Last week, especially during the kidney biopsy on the first day, I relied heavily on the Exodus account of wilderness and Promised Land and attempted to apply the 3D Journey of discerning, dreaming, and developing, the model that I’ve prescribed to several congregations as a way of coping with change. I began to go through the three steps of the 3D Journey.
As I waited for the nurse to roll my bed to the exam room in the Radiology Department, I began to discern the stories of the past where I’d dealt with the vulnerable uncertainty of my health. And surprisingly, what came to mind was not experiences, but a song from my home church: I Don’t Feel No Ways Tired by James Cleveland. I clung to the song and sang it to myself.
The next step was to dream of a story for the future, that is to imagine the worst possible outcome and see me on the other side of it, unharmed. There was not a song for this experience, just a simple prayer: “God, hold me in your arms.”
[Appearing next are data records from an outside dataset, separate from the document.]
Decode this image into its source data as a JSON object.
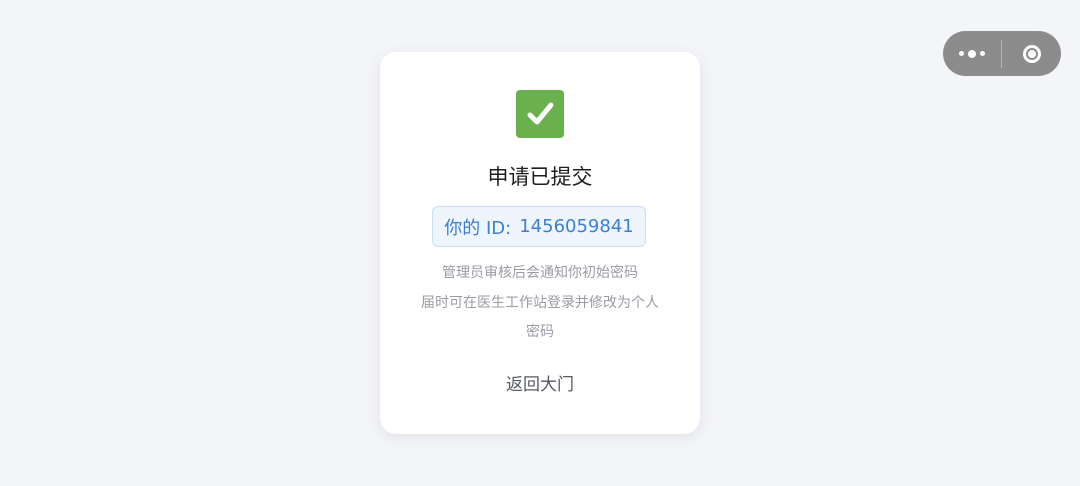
{
  "capsule": {
    "more_icon": "more-dots-icon",
    "close_icon": "target-ring-icon"
  },
  "card": {
    "status_icon": "check-mark-icon",
    "status_color": "#6ab04c",
    "title": "申请已提交",
    "id_label": "你的 ID:",
    "id_value": "1456059841",
    "description_line1": "管理员审核后会通知你初始密码",
    "description_line2": "届时可在医生工作站登录并修改为个人",
    "description_line3": "密码",
    "back_label": "返回大门"
  }
}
Finally, I practiced the develop phase of the model. Knowing that I'm susceptible to needles (even after all of these vials of blood work, I still close my eyes and turn my head away during the entire procedure). And remembering how painful the lidocaine injection was for the last biopsy, I had to think of a plan.
I explained to the nurse how painful I experienced the lidocaine injection and to my delight she believed me and said that I wasn't the only person who reacted to the burning, stinging effect of the numbing medication. We developed a plan for the doctor to slowly inject the drug and wait a few seconds to allow the burning, stinging sensation to ease. The injection still burned and stung like 1,000 bees on my lower abdomen at the location of my transplanted kidney, but it didn't last as long as I remembered the previous injections. After a couple of doses and two passes of the biopsy needle, the ordeal was over, and I had survived.
This recent experience at the Mayo Clinic and all of the previous ones collectively make up a large part of my story of life-change, of how God's spirit has walked alongside me, convicting, comforting, and strengthening me through the journey of two kidney transplants. What's your story of life-change? Are you willing to be vulnerable and share it with others? With the answered prayers of so many saints in the Atlanta Decatur Oxford District and beyond, I continue to walk my vulnerable journey singing:
I don’t feel noways tired.
I've come too far from where I started from.
Nobody told me that the road would be easy,
I don't believe He brought me this far to leave me.